Der letzte 9-5 SportSedan wurde Ende Juni 2009 hergestellt, während der letzte SportCombi im Februar 2010 vom Band rollte. Er ist damit das letzte von insgesamt 483.593 hergestellten Exemplaren der ersten Generation des 9-5. General Motors veräußerte Werkzeuge und Nutzungsrechte der ersten Generation des 9-5 an die Beijing Automobile Works, die den Wagen optisch stark überarbeitet als Beijing Senova D-Serie auf den Markt brachte.

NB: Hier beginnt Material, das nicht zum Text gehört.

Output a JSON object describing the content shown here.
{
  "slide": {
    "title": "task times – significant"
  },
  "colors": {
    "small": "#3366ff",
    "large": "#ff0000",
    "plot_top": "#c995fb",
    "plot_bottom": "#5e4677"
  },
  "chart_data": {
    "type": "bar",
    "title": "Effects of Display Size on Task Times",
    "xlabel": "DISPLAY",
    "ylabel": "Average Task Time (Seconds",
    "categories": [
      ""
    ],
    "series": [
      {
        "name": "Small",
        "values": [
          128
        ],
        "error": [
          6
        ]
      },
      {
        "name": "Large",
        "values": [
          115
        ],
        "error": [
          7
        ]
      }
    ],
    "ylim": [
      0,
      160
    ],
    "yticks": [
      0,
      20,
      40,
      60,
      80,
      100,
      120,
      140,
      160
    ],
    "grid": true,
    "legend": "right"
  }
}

Motorisierungen Den 9-5 gab es mit fünf verschiedenen Motoren. Der Vierzylinder-Ottomotor mit 1985 cm³ und 2290 cm³ stammte vom Vorgänger, dem Saab 9000. Er wurde schon seit dem ersten Saab 99 verwendet und stammte ursprünglich vom Triumph Dolomite. Der V6-Ottomotor stammte von General Motors und wurde, wenn auch ohne Turbolader, auch im Opel Omega B eingesetzt. Zunächst gab es zwei Dieselmotoren; der Vierzylinder mit 2171 cm³ kam von Opel und war auch im Opel Vectra und Omega zu finden. Der V6-Dieselmotor mit 2958 cm³ kam von Isuzu aus Japan, die Motoren bis einschließlich Baujahr 2004 waren jedoch bekannt für Probleme durch Laufbuchsenabsenkung, die sich anfangs häufig durch erhöhten Kühlwasserverbrauch bzw. Ruckeln des Motors bemerkbar machten und in der Regel einen kompletten Motorenaustausch schon nach wenigen tausend Kilometern Fahrleistung nötig machten. Mit der Überarbeitung 2005 wurden beide Motoren ersetzt. Einen Sechszylinder-Diesel gab es nun nicht mehr, der Vierzylinder mit 1910 cm³ war völlig neu und kam aus der damaligen Zusammenarbeit mit Fiat. 2005 präsentierte Saab zudem mit dem Modell 2.0t BioPower erstmals in der Firmengeschichte ein Automobil, das für den Betrieb mit Bio-Ethanol (E85) oder Super-Benzin ausgelegt ist. Alle Motoren sind serienmäßig mit einem Fünfgang-Schaltgetriebe oder optional mit einer Fünfstufen-Sentronic ausgestattet. Mit der serienmäßigen Top-Motorisierung (dem 2.3Turbo, anfangs 250 PS, nach der 2. Modellpflege 260 PS) erreichte der Wagen eine maximale Geschwindigkeit von 250 bzw. 255 km/h. In der Basismotorisierung (2.0t, 150 PS) erreichte er eine Geschwindigkeit von 220 km/h.